When I began my career in the police service back in 2000, I didn’t really know what secondary trauma was.  As a welfare adviser (pre counselling training), I wanted to prove myself.  Prove that I could deal with some of the more difficult and demanding parts of the role, supporting officers and staff following traumatic events.

I used to be frustrated that there may have been some hesitance on the part of my colleagues for not immediately offering themselves up to respond as soon as something happened.  Now, I know how important it is to deploy self care.  Their experience had led them to consider what needed to be done and at the right time to ensure the role of the welfare adviser was to be able to support adequately without being affected by the trauma as well.

I did experience secondary trauma on at least one occasion, in part due to my eagerness to learn and help others.  I remember accompanying a colleague with attending an operational debrief so that we could offer some support to the officers afterwards.  Those were the days when critical incident stress debriefing were in full swing, encouraging officers and staff to air their feelings and experiences after a traumatic event.  I attended many of these briefings and they were horrific back then, in my opinion, and rarely felt safe.

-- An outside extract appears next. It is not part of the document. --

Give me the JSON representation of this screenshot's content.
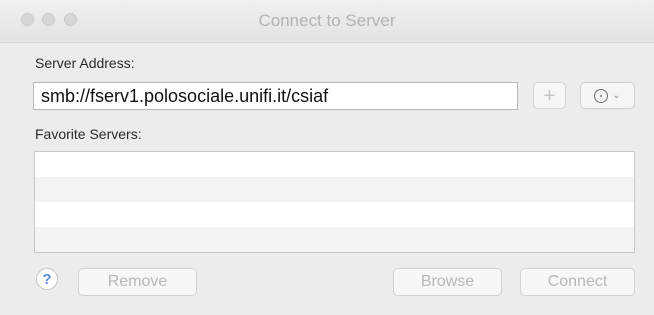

A young child had been killed in a farming accident.  A man who was driving a tractor had no idea that his child had run towards him with excitement and was crushed by one of the tractor’s rear wheels.  This was obviously horrendous for the officers who attended.  The emotion and distress in the room at the time of the de-brief was palpable.  I remember feeling quite helpless and hopeless, walking out of the station after that in a complete daze.  I had to get some supplies from the supermarket after work and I think I picked up a shopping basket, walked around the shop and then walked out to my car without picking up or buying a single thing.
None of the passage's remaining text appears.